‘Tis the season for leftover corned beef. One of my favorite ways to enjoy it is a nice, fat corned beef on rye, spread thickly with mustard. This rye bread is easy and oh-so-tasty to whip up at home.
There are a zillion recipes for homemade rye bread. This is how I make mine. It’s part rye flour and part regular, all-purpose flour. The mix produces a light, airy loaf with a moist crumb and soft, chewy crust. This recipe makes enough for two good-sized loaves of bread. I tend to make mine free-form, but you can certainly mold your dough into any shape you like. You’ll just have to monkey around with the baking time. For the flour, I used Hodgson Mill old-fashioned, stone-ground rye flour. Many rye bread recipes call for brown sugar or molasses. I used molasses. It gives the bread a slightly darker color and a more complex flavor, without adding any real sweetness. I used my stand mixer to knead the dough, but you can certainly make it the old-fashioned way: By hand, with a lot of elbow grease.
Soft and Chewy Rye Bread
2 cups lukewarm water 1/4 cup unsulphured molasses 1 Tbls. yeast 2 Tbls. olive oil 1 cup rye flour 1 Tbls. kosher salt 4 1/2 cups unbleached, all-purpose flour 2 Tbls. caraway seeds Yields 2 large loaves
Soft and Chewy Rye Bread: Make the dough
Put the warm water in the bowl of your stand mixer.

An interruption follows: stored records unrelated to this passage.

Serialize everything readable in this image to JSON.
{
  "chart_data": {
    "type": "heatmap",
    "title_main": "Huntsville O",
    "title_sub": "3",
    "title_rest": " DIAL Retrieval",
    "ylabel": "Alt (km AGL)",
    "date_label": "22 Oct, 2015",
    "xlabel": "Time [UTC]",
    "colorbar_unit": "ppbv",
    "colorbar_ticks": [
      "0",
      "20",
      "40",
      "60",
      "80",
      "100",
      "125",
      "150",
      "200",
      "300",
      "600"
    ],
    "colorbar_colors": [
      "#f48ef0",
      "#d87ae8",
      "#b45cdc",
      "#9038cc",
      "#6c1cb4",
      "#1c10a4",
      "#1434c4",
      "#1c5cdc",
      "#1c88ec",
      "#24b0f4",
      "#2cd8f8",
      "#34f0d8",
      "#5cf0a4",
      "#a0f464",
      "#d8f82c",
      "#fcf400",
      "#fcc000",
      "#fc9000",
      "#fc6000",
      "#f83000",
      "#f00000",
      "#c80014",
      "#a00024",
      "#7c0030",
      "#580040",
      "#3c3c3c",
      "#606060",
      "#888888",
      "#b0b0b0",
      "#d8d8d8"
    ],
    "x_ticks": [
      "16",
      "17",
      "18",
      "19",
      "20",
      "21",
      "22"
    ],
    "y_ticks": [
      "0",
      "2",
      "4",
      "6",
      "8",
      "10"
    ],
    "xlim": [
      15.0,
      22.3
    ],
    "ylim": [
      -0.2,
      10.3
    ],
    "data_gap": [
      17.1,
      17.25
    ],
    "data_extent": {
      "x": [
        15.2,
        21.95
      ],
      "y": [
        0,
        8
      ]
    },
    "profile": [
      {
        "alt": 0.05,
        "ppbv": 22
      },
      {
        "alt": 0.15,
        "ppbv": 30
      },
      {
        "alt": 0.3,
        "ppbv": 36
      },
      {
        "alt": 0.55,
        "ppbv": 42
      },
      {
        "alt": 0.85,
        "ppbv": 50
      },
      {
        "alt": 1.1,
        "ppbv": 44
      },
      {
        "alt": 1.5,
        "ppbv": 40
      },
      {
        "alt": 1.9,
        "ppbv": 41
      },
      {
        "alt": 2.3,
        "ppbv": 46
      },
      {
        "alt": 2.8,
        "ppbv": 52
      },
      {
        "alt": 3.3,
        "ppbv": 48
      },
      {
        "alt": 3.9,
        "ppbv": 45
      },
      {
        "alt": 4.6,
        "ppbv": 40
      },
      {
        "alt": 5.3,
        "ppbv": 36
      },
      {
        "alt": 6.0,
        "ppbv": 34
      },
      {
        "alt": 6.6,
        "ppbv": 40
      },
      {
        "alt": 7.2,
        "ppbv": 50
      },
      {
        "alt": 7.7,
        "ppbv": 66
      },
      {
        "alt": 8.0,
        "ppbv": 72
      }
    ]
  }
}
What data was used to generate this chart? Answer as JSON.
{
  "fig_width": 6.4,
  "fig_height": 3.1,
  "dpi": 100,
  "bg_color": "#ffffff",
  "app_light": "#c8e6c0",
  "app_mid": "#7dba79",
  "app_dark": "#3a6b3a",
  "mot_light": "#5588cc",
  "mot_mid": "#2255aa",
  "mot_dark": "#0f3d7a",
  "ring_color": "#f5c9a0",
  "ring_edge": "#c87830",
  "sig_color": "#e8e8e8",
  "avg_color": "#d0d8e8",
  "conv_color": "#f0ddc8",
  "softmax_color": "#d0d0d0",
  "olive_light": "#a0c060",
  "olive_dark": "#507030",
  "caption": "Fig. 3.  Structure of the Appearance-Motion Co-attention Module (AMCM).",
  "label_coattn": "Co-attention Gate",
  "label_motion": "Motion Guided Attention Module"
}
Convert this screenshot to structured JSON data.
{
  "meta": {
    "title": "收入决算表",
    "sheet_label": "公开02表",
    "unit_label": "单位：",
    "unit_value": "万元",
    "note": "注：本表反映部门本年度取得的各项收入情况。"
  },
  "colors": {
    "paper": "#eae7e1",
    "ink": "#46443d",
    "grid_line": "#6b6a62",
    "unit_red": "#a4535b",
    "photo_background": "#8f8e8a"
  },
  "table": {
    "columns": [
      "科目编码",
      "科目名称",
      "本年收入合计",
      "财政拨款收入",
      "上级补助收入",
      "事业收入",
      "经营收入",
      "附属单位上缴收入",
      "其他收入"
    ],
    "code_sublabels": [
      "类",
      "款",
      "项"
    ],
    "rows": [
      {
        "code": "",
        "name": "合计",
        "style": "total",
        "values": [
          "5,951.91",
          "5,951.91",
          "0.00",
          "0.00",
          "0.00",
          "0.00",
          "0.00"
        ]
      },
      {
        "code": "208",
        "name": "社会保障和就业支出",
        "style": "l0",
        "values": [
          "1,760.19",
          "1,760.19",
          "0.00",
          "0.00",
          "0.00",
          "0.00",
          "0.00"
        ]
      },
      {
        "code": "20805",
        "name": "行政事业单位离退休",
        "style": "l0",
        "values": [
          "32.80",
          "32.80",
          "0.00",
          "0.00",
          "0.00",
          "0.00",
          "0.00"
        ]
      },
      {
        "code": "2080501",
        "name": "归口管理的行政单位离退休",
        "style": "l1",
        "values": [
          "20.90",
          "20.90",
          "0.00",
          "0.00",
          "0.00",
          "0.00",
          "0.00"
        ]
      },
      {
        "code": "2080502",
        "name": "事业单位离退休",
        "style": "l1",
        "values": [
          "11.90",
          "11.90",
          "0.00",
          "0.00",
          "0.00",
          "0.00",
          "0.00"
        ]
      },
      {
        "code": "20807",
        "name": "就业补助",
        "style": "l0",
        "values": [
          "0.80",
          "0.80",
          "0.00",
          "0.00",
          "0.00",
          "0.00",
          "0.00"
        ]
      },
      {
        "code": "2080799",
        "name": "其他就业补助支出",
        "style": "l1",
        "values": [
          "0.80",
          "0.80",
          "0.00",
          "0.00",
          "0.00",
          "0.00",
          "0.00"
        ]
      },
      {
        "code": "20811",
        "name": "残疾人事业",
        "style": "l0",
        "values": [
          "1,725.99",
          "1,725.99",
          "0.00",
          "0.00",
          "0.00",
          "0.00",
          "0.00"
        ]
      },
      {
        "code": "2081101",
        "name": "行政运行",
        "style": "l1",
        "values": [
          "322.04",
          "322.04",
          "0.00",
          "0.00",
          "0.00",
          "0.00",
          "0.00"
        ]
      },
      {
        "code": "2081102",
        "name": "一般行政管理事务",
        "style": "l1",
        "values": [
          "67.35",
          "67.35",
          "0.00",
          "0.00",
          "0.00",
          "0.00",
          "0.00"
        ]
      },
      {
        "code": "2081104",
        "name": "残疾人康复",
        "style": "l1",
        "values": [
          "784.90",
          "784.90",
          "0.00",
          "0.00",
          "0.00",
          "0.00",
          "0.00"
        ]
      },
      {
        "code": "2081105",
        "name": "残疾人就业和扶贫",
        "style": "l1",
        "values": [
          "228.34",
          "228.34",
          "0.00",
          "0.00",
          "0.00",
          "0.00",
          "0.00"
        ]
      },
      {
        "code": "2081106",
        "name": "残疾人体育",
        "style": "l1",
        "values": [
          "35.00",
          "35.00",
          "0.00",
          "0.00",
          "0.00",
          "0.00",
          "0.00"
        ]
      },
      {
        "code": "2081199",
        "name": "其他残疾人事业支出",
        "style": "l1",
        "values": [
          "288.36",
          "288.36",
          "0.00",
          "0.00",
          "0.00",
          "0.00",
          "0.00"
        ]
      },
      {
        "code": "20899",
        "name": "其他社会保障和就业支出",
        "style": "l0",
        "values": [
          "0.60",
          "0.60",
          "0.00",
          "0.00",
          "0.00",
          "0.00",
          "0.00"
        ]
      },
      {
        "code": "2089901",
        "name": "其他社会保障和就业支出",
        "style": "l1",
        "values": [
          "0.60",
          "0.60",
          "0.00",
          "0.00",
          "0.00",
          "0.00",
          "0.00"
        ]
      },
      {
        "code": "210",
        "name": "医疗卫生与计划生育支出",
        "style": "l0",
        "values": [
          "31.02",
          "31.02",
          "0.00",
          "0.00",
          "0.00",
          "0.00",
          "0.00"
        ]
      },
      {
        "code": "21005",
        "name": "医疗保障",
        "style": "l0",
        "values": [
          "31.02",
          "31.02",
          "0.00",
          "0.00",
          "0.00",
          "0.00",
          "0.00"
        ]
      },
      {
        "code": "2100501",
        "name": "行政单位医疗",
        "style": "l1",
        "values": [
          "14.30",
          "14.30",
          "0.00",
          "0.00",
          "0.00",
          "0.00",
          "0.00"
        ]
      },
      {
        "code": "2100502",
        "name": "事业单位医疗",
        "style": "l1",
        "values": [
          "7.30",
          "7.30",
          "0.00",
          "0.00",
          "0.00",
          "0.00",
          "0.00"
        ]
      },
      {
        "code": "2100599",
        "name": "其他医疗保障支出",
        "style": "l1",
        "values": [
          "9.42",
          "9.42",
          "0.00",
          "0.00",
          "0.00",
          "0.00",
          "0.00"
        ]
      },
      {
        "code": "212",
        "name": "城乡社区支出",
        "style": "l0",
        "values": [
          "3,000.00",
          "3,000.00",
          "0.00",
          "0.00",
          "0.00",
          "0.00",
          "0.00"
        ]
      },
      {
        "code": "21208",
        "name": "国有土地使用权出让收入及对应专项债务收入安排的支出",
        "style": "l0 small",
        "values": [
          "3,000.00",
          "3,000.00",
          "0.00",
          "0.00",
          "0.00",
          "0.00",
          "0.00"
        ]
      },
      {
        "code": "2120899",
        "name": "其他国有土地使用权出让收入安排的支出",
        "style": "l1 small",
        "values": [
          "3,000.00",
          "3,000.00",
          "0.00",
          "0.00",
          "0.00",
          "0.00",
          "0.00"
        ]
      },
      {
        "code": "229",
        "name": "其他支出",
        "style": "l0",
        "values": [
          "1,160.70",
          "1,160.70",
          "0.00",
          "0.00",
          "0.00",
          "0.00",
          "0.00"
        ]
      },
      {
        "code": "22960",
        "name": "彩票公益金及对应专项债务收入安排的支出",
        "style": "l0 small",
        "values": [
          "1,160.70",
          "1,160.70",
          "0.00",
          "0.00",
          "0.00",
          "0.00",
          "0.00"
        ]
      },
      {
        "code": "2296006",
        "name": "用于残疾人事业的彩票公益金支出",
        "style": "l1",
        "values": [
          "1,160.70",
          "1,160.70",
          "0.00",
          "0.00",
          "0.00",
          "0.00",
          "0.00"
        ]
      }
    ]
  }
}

It should be lukewarm, not hot. (If it’s too hot, it can kill your yeast…leaving you with dough that doesn’t rise.) Add the molasses to the water. Whisk to combine well. Add the yeast to the molasses water. Whisk again to combine. Let the mixture sit for about 5 minutes to give the yeast time to bloom. Wait, bloom? Yep, bloom. Don’t skip this step, unless you’re sure that your yeast is fresh. (It’d be a shame to go through the trouble and ingredients to make the bread, only to realize that your yeast is dead.) The warm water wakes the yeast up, and the sugar in the molasses gives it a little snack to get it working. After about 5 minutes, if your yeast is happy and alive, you’ll see a little raft start to form on the surface of the mixture, like this: Next, drizzle in the olive oil. Add the rye flour and the kosher salt. Whisk to combine well. Next, add the all-purpose flour. Switch from a whisk to a wooden spoon and stir to combine. Toss in the caraway seeds.

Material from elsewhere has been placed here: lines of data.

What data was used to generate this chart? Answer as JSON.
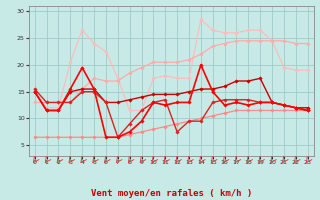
{
  "xlabel": "Vent moyen/en rafales ( km/h )",
  "xlim": [
    -0.5,
    23.5
  ],
  "ylim": [
    3,
    31
  ],
  "yticks": [
    5,
    10,
    15,
    20,
    25,
    30
  ],
  "xticks": [
    0,
    1,
    2,
    3,
    4,
    5,
    6,
    7,
    8,
    9,
    10,
    11,
    12,
    13,
    14,
    15,
    16,
    17,
    18,
    19,
    20,
    21,
    22,
    23
  ],
  "bg_color": "#c8eae6",
  "grid_color": "#a0ccc8",
  "series": [
    {
      "x": [
        0,
        1,
        2,
        3,
        4,
        5,
        6,
        7,
        8,
        9,
        10,
        11,
        12,
        13,
        14,
        15,
        16,
        17,
        18,
        19,
        20,
        21,
        22,
        23
      ],
      "y": [
        6.5,
        6.5,
        6.5,
        6.5,
        6.5,
        6.5,
        6.5,
        6.5,
        7.0,
        7.5,
        8.0,
        8.5,
        9.0,
        9.5,
        10.0,
        10.5,
        11.0,
        11.5,
        11.5,
        11.5,
        11.5,
        11.5,
        11.5,
        11.5
      ],
      "color": "#ff8888",
      "lw": 0.9,
      "marker": "D",
      "ms": 1.8,
      "zorder": 3
    },
    {
      "x": [
        0,
        1,
        2,
        3,
        4,
        5,
        6,
        7,
        8,
        9,
        10,
        11,
        12,
        13,
        14,
        15,
        16,
        17,
        18,
        19,
        20,
        21,
        22,
        23
      ],
      "y": [
        15.0,
        11.5,
        11.5,
        15.0,
        15.5,
        15.5,
        13.0,
        13.0,
        13.5,
        14.0,
        14.5,
        14.5,
        14.5,
        15.0,
        15.5,
        15.5,
        16.0,
        17.0,
        17.0,
        17.5,
        13.0,
        12.5,
        12.0,
        12.0
      ],
      "color": "#cc0000",
      "lw": 1.0,
      "marker": "D",
      "ms": 1.8,
      "zorder": 4
    },
    {
      "x": [
        0,
        1,
        2,
        3,
        4,
        5,
        6,
        7,
        8,
        9,
        10,
        11,
        12,
        13,
        14,
        15,
        16,
        17,
        18,
        19,
        20,
        21,
        22,
        23
      ],
      "y": [
        15.0,
        11.5,
        11.5,
        15.5,
        19.5,
        15.5,
        6.5,
        6.5,
        7.5,
        9.5,
        13.0,
        12.5,
        13.0,
        13.0,
        20.0,
        15.0,
        12.5,
        13.0,
        12.5,
        13.0,
        13.0,
        12.5,
        12.0,
        11.5
      ],
      "color": "#ff0000",
      "lw": 1.2,
      "marker": "D",
      "ms": 1.8,
      "zorder": 5
    },
    {
      "x": [
        0,
        1,
        2,
        3,
        4,
        5,
        6,
        7,
        8,
        9,
        10,
        11,
        12,
        13,
        14,
        15,
        16,
        17,
        18,
        19,
        20,
        21,
        22,
        23
      ],
      "y": [
        15.5,
        13.0,
        13.0,
        13.0,
        15.0,
        15.0,
        13.0,
        6.5,
        9.0,
        11.5,
        13.0,
        13.5,
        7.5,
        9.5,
        9.5,
        13.0,
        13.5,
        13.5,
        13.5,
        13.0,
        13.0,
        12.5,
        12.0,
        11.5
      ],
      "color": "#dd2222",
      "lw": 1.0,
      "marker": "D",
      "ms": 1.8,
      "zorder": 4
    },
    {
      "x": [
        0,
        1,
        2,
        3,
        4,
        5,
        6,
        7,
        8,
        9,
        10,
        11,
        12,
        13,
        14,
        15,
        16,
        17,
        18,
        19,
        20,
        21,
        22,
        23
      ],
      "y": [
        15.0,
        12.0,
        12.0,
        20.5,
        26.5,
        24.0,
        22.5,
        17.5,
        11.5,
        11.5,
        17.5,
        18.0,
        17.5,
        17.5,
        28.5,
        26.5,
        26.0,
        26.0,
        26.5,
        26.5,
        24.5,
        19.5,
        19.0,
        19.0
      ],
      "color": "#ffbbbb",
      "lw": 0.9,
      "marker": "D",
      "ms": 1.8,
      "zorder": 2
    },
    {
      "x": [
        0,
        1,
        2,
        3,
        4,
        5,
        6,
        7,
        8,
        9,
        10,
        11,
        12,
        13,
        14,
        15,
        16,
        17,
        18,
        19,
        20,
        21,
        22,
        23
      ],
      "y": [
        13.0,
        13.0,
        13.0,
        13.0,
        15.5,
        17.5,
        17.0,
        17.0,
        18.5,
        19.5,
        20.5,
        20.5,
        20.5,
        21.0,
        22.0,
        23.5,
        24.0,
        24.5,
        24.5,
        24.5,
        24.5,
        24.5,
        24.0,
        24.0
      ],
      "color": "#ffaaaa",
      "lw": 0.9,
      "marker": "D",
      "ms": 1.8,
      "zorder": 2
    }
  ],
  "arrow_color": "#dd4444",
  "xlabel_color": "#cc0000",
  "xlabel_fontsize": 6.5
}
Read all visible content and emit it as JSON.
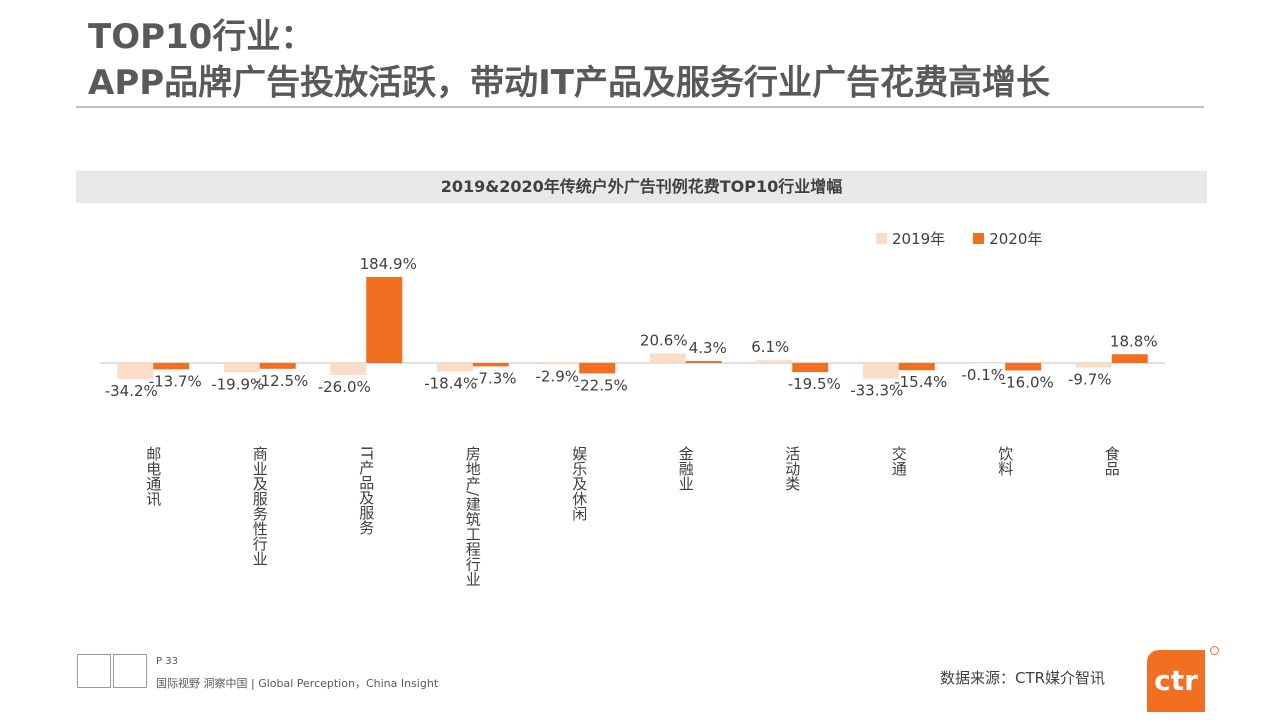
{
  "page": {
    "title_lines": [
      "TOP10行业：",
      "APP品牌广告投放活跃，带动IT产品及服务行业广告花费高增长"
    ],
    "footer": {
      "page_number": "P 33",
      "tagline": "国际视野  洞察中国 | Global Perception，China Insight",
      "source": "数据来源：CTR媒介智讯",
      "logo_text": "ctr"
    }
  },
  "colors": {
    "series_2019": "#fbdcc7",
    "series_2020": "#f26f21",
    "axis": "#bfbfbf",
    "title_text": "#595959",
    "logo": "#f26f21"
  },
  "chart_data": {
    "type": "bar",
    "title": "2019&2020年传统户外广告刊例花费TOP10行业增幅",
    "categories": [
      "邮电通讯",
      "商业及服务性行业",
      "IT产品及服务",
      "房地产/建筑工程行业",
      "娱乐及休闲",
      "金融业",
      "活动类",
      "交通",
      "饮料",
      "食品"
    ],
    "series": [
      {
        "name": "2019年",
        "values": [
          -34.2,
          -19.9,
          -26.0,
          -18.4,
          -2.9,
          20.6,
          6.1,
          -33.3,
          -0.1,
          -9.7
        ],
        "labels": [
          "-34.2%",
          "-19.9%",
          "-26.0%",
          "-18.4%",
          "-2.9%",
          "20.6%",
          "6.1%",
          "-33.3%",
          "-0.1%",
          "-9.7%"
        ]
      },
      {
        "name": "2020年",
        "values": [
          -13.7,
          -12.5,
          184.9,
          -7.3,
          -22.5,
          4.3,
          -19.5,
          -15.4,
          -16.0,
          18.8
        ],
        "labels": [
          "-13.7%",
          "-12.5%",
          "184.9%",
          "-7.3%",
          "-22.5%",
          "4.3%",
          "-19.5%",
          "-15.4%",
          "-16.0%",
          "18.8%"
        ]
      }
    ],
    "legend_position": "top-right",
    "grid": false,
    "ylim": [
      -45,
      190
    ]
  }
}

Soft and Chewy Rye Bread: Knead the dough
Once you’ve added the caraway seeds, fit the bowl onto your stand mixer. Attach the dough hook and knead on medium for about 5 minutes. The dough will come together in a sticky ball. After about 5 minutes, the dough will still be fairly sticky. That’s just fine. (Don’t add more flour…you’ll make it too dense.)

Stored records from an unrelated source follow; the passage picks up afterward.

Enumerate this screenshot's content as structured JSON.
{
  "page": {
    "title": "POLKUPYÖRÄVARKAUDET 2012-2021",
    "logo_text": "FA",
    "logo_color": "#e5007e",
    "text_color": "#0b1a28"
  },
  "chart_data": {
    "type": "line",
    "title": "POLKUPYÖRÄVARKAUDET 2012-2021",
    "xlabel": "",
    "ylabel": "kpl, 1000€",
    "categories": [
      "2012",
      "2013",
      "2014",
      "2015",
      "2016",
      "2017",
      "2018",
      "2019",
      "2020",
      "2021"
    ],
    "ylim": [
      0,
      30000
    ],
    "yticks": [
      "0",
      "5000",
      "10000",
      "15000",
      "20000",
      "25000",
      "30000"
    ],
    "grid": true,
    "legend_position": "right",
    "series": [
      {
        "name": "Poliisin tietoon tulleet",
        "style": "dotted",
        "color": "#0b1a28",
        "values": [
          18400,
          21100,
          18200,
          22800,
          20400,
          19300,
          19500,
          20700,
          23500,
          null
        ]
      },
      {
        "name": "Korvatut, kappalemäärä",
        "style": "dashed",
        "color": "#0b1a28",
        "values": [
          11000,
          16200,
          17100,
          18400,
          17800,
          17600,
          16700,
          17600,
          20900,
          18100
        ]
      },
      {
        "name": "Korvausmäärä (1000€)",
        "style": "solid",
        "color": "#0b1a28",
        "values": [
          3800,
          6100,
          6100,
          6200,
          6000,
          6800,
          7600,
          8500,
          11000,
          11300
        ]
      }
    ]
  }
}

Soft and Chewy Rye Bread: The first rise
Round the dough up into a neat ball in the bottom of your mixing bowl. Cover the bowl with a damp cloth or a damp few paper towels. Set it in a warm place to rise for an hour, or until it’s about doubled in size.
Soft and Chewy Rye Bread: Form the loaves & let rise again
Line a sheet pan with parchment paper or a silicone baking mat. After about an hour, your dough should have about doubled in size, like this: Smoosh all the air out of it with your hands. Form it into a nice, tight ball and set it on a board. At this point, it shouldn’t really stick, but if it does, toss a little flour under it. With a bencher or sharp knife, divide the dough in half. Knead each ball a few times. Form each ball into an oblong, kind of football shape. Set the loaves a fair distance apart on your prepared pan, like this: Cover the loaves with a damp cloth or damp paper towels. Set the pan in a warm place. Let them rise again for about an hour, until they’ve about doubled in size, like this:
Soft and Chewy Rye Bread: Bake the bread
Remove the towel. If you like, cut a few shallow slashes in the top of each loaf with a very sharp knife. Cut with your knife on an angle like this. You want to be very careful not to poke the loaf too much, and deflate it. When the bread bakes, the slashes will open up and create a very nice looking loaf. Slide the pan into the oven. (Wait! A cold oven?? Yes, a cold oven.) Set the temperature to 400 degrees and bake like this for 15 minutes. After 15 minutes, lower the temp to 350 degrees. Bake at 350 for 20-25 minutes more.
Soft and Chewy Rye Bread: How can I tell when the bread is baked?
Pick up one of the loaves with a pot holder-clad hand. Flip it over, so the bottom is facing you. It should be nice and brown. With your other hand, give the middle of the bottom of the loaf a thump. It should sound hollow. If it sounds dull, it likely needs a few more minutes in the oven.
Soft and Chewy Rye Bread: Cool, serve, and enjoy!
When your bread is done, slide the loaves on to a rack to cool completely. When the bread is cool, slice and enjoy!